By taking more walks and having an overall more patient approach at the plate Butler was great at forcing a pitcher to give him a ball he could hit. He didn’t swing much outside the zone and wasn’t waiting for that “perfect pitch” he could send over the fence. That’s no longer the case.
Butler still remains patient at the plate but swings at balls he might have let go by two years ago. Sometimes that results in more double plays or strikeouts but it also means more homeruns for KC’s newest All-Star.
It’s important to remember that a prime for a hitter is generally at its peak when that player is roughly 27 years old. Butler turned 26 less than three months ago. As much power as he’s developed, it could only get better from here.
With his reputation for power increasing pitchers are giving him less to hit, but when it’s there he’s making the most of it. It’s no stretch that by the end of the season Butler could go from a top 25 hitter in the league to a top 10 hitter.

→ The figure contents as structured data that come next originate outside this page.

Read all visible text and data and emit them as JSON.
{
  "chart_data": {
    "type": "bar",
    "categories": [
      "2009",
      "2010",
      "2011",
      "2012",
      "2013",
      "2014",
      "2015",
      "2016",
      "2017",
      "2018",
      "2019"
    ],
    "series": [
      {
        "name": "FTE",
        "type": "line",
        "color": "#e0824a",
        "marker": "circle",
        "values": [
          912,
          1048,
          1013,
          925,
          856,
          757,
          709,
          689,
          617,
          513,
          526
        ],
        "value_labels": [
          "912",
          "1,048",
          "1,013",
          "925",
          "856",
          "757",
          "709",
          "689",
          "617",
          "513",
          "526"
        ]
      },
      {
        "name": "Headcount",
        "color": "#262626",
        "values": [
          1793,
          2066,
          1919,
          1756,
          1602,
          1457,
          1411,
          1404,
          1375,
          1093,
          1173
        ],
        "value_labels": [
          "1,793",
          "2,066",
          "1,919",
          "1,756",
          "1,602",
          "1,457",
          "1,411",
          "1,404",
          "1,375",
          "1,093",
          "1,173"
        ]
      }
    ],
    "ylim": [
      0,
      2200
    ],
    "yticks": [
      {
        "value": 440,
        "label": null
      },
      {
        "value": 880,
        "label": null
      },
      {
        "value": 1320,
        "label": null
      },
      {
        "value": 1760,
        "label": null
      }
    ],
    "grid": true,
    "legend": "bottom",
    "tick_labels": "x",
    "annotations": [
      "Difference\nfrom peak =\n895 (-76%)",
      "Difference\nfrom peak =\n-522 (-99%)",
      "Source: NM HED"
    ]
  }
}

A week from tomorrow Butler will represent Kansas City in the All-Star game. He will look right at home with some of the greatest offensive players in the game. It also only seems fitting that his first All-Star appearance is at Kauffman where he has committed to being for 3 more years.
Butler has chosen to be a part of this organization like no other player since Mike Sweeney. Butler has embraced this city and this franchise. With his All-Star designation the league has embraced him as one of its best. It’s time this city and this fan base embraced him not only as our All-Star but as truly one of the best hitters in all of baseball.